Her lawsuit primarily revolves around the claim of being coerced into taking a position under false pretenses, but it also draws attention to the legal fuzziness surrounding the right of faith institutions to pick and choose who they hire. Religious groups retain the ability to discriminate in some instances because of the so-called “ministerial exception,” a legal precedent allowing faith-based entities to skirt anti-discrimination laws when filling ministerial positions. (For non-religious employees, it is legal in 28 states to fire someone for their sexual orientation.) Yet Simon’s own religious beliefs challenge most traditional theological qualifications for a “minister.” Although she was raised Catholic, Simon now identifies as a Lutheran, a protestant denomination that formed because its founder, Martin Luther, claimed significant theological differences with the Catholic church. In fact, massive amounts of blood have been spilled between Lutherans and Catholics over the years, and though the two groups are no longer at each other’s throats, their theological eccentricities remain significant. Yet it was Simon’s sexuality — not her Lutheran beliefs — that the church cited when terminating her position, implying that being anti-gay is somehow more theologically important to being Catholic than religious debates that date back to the Protestant Reformation.
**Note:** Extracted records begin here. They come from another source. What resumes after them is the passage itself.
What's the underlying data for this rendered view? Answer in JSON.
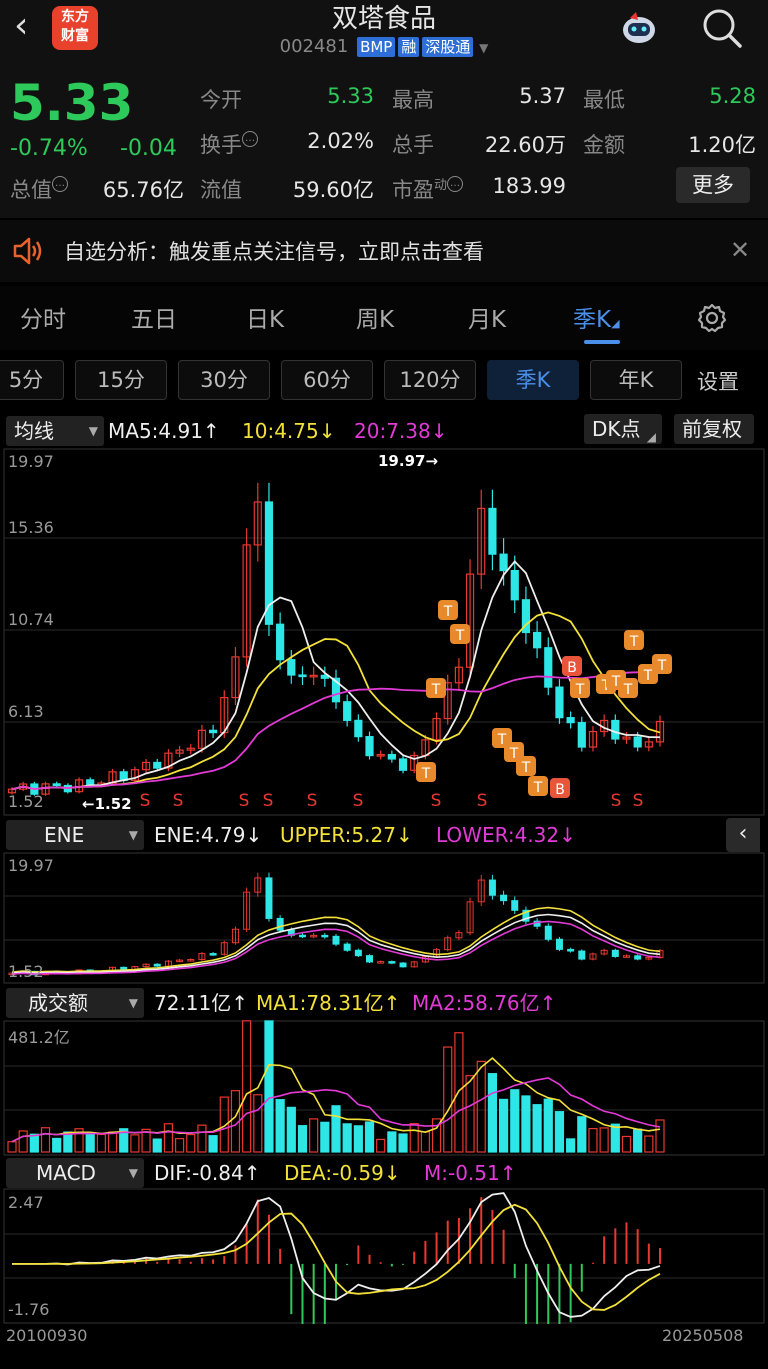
{
  "header": {
    "logo_line1": "东方",
    "logo_line2": "财富",
    "title": "双塔食品",
    "code": "002481",
    "tags": [
      "BMP",
      "融",
      "深股通"
    ]
  },
  "quote": {
    "price": "5.33",
    "change_pct": "-0.74%",
    "change": "-0.04",
    "rows": [
      [
        {
          "label": "今开",
          "value": "5.33",
          "color": "green"
        },
        {
          "label": "最高",
          "value": "5.37",
          "color": "white"
        },
        {
          "label": "最低",
          "value": "5.28",
          "color": "green"
        }
      ],
      [
        {
          "label": "换手",
          "value": "2.02%",
          "color": "white"
        },
        {
          "label": "总手",
          "value": "22.60万",
          "color": "white"
        },
        {
          "label": "金额",
          "value": "1.20亿",
          "color": "white"
        }
      ],
      [
        {
          "label": "总值",
          "value": "65.76亿",
          "color": "white"
        },
        {
          "label": "流值",
          "value": "59.60亿",
          "color": "white"
        },
        {
          "label": "市盈",
          "value": "183.99",
          "color": "white"
        }
      ]
    ],
    "pe_sup": "动",
    "more_label": "更多"
  },
  "notice": {
    "text": "自选分析：触发重点关注信号，立即点击查看"
  },
  "tabs": [
    "分时",
    "五日",
    "日K",
    "周K",
    "月K",
    "季K"
  ],
  "sub_tabs": [
    "5分",
    "15分",
    "30分",
    "60分",
    "120分",
    "季K",
    "年K"
  ],
  "sub_settings": "设置",
  "main_indicator": {
    "name": "均线",
    "ma5": "MA5:4.91↑",
    "ma10": "10:4.75↓",
    "ma20": "20:7.38↓",
    "dk": "DK点",
    "adjust": "前复权",
    "y_labels": [
      "19.97",
      "15.36",
      "10.74",
      "6.13",
      "1.52"
    ],
    "high_label": "19.97→",
    "low_label": "←1.52"
  },
  "ene": {
    "name": "ENE",
    "ene": "ENE:4.79↓",
    "upper": "UPPER:5.27↓",
    "lower": "LOWER:4.32↓",
    "y_labels": [
      "19.97",
      "1.52"
    ]
  },
  "volume": {
    "name": "成交额",
    "vol": "72.11亿↑",
    "ma1": "MA1:78.31亿↑",
    "ma2": "MA2:58.76亿↑",
    "y_label": "481.2亿"
  },
  "macd": {
    "name": "MACD",
    "dif": "DIF:-0.84↑",
    "dea": "DEA:-0.59↓",
    "m": "M:-0.51↑",
    "y_labels": [
      "2.47",
      "-1.76"
    ]
  },
  "dates": {
    "start": "20100930",
    "end": "20250508"
  },
  "colors": {
    "up": "#e8382f",
    "down": "#2ee6e6",
    "accent": "#4a8fe8",
    "green": "#2ec95b"
  }
}
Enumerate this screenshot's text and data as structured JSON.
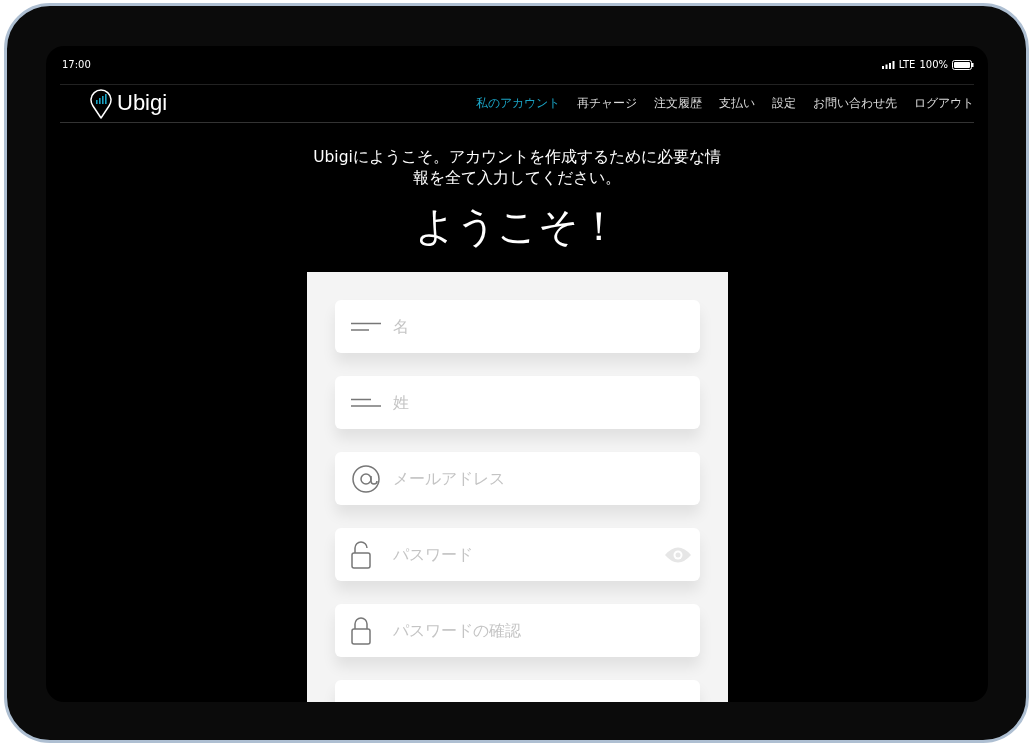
{
  "status_bar": {
    "time": "17:00",
    "network": "LTE",
    "battery": "100%"
  },
  "nav": {
    "logo": "Ubigi",
    "items": [
      {
        "label": "私のアカウント",
        "selected": true
      },
      {
        "label": "再チャージ",
        "selected": false
      },
      {
        "label": "注文履歴",
        "selected": false
      },
      {
        "label": "支払い",
        "selected": false
      },
      {
        "label": "設定",
        "selected": false
      },
      {
        "label": "お問い合わせ先",
        "selected": false
      },
      {
        "label": "ログアウト",
        "selected": false
      }
    ]
  },
  "intro": "Ubigiにようこそ。アカウントを作成するために必要な情報を全て入力してください。",
  "title": "ようこそ！",
  "form": {
    "fields": [
      {
        "kind": "lines",
        "placeholder": "名",
        "reveal_toggle": false
      },
      {
        "kind": "lines-even",
        "placeholder": "姓",
        "reveal_toggle": false
      },
      {
        "kind": "at",
        "placeholder": "メールアドレス",
        "reveal_toggle": false
      },
      {
        "kind": "unlock",
        "placeholder": "パスワード",
        "reveal_toggle": true
      },
      {
        "kind": "lock",
        "placeholder": "パスワードの確認",
        "reveal_toggle": false
      }
    ]
  }
}
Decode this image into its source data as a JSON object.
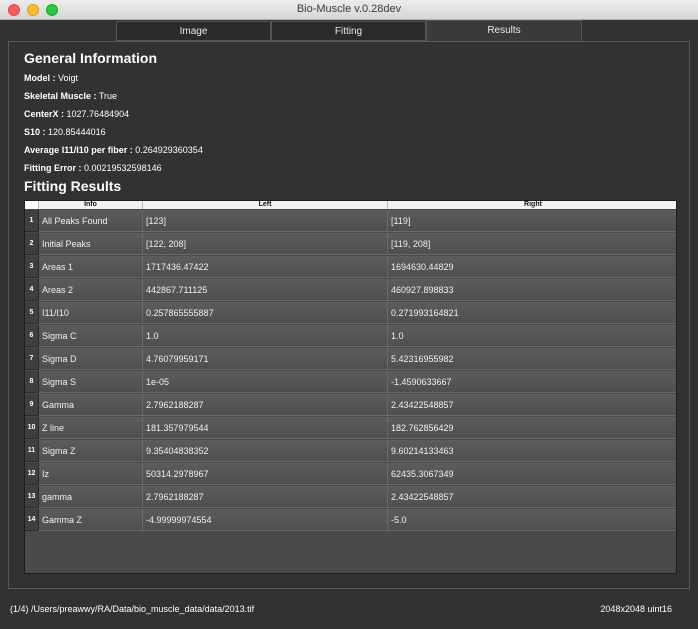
{
  "window": {
    "title": "Bio-Muscle v.0.28dev"
  },
  "tabs": [
    {
      "label": "Image"
    },
    {
      "label": "Fitting"
    },
    {
      "label": "Results"
    }
  ],
  "general": {
    "heading": "General Information",
    "model_label": "Model :",
    "model_value": "Voigt",
    "skeletal_label": "Skeletal Muscle :",
    "skeletal_value": "True",
    "centerx_label": "CenterX :",
    "centerx_value": "1027.76484904",
    "s10_label": "S10 :",
    "s10_value": "120.85444016",
    "avg_label": "Average I11/I10 per fiber :",
    "avg_value": "0.264929360354",
    "error_label": "Fitting Error :",
    "error_value": "0.00219532598146"
  },
  "fitting": {
    "heading": "Fitting Results",
    "columns": [
      "Info",
      "Left",
      "Right"
    ],
    "rows": [
      {
        "n": "1",
        "info": "All Peaks Found",
        "left": "[123]",
        "right": "[119]"
      },
      {
        "n": "2",
        "info": "Initial Peaks",
        "left": "[122, 208]",
        "right": "[119, 208]"
      },
      {
        "n": "3",
        "info": "Areas 1",
        "left": "1717436.47422",
        "right": "1694630.44829"
      },
      {
        "n": "4",
        "info": "Areas 2",
        "left": "442867.711125",
        "right": "460927.898833"
      },
      {
        "n": "5",
        "info": "I11/I10",
        "left": "0.257865555887",
        "right": "0.271993164821"
      },
      {
        "n": "6",
        "info": "Sigma C",
        "left": "1.0",
        "right": "1.0"
      },
      {
        "n": "7",
        "info": "Sigma D",
        "left": "4.76079959171",
        "right": "5.42316955982"
      },
      {
        "n": "8",
        "info": "Sigma S",
        "left": "1e-05",
        "right": "-1.4590633667"
      },
      {
        "n": "9",
        "info": "Gamma",
        "left": "2.7962188287",
        "right": "2.43422548857"
      },
      {
        "n": "10",
        "info": "Z line",
        "left": "181.357979544",
        "right": "182.762856429"
      },
      {
        "n": "11",
        "info": "Sigma Z",
        "left": "9.35404838352",
        "right": "9.60214133463"
      },
      {
        "n": "12",
        "info": "Iz",
        "left": "50314.2978967",
        "right": "62435.3067349"
      },
      {
        "n": "13",
        "info": "gamma",
        "left": "2.7962188287",
        "right": "2.43422548857"
      },
      {
        "n": "14",
        "info": "Gamma Z",
        "left": "-4.99999974554",
        "right": "-5.0"
      }
    ]
  },
  "status": {
    "left": "(1/4) /Users/preawwy/RA/Data/bio_muscle_data/data/2013.tif",
    "right": "2048x2048 uint16"
  }
}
Simon’s story also lands in the middle of growing national debate over the right of faith-based organizations to discriminate. As President Barack Obama prepares to issue an executive order barring federal contractors from discriminating against LGBT people when hiring, progressive and conservative religious groups are sparring over whether the order should include an exemption for faith-based institutions that do not fully embrace homosexuality. Catholic organizations such as Catholic Charities are among those pushing for the exemption.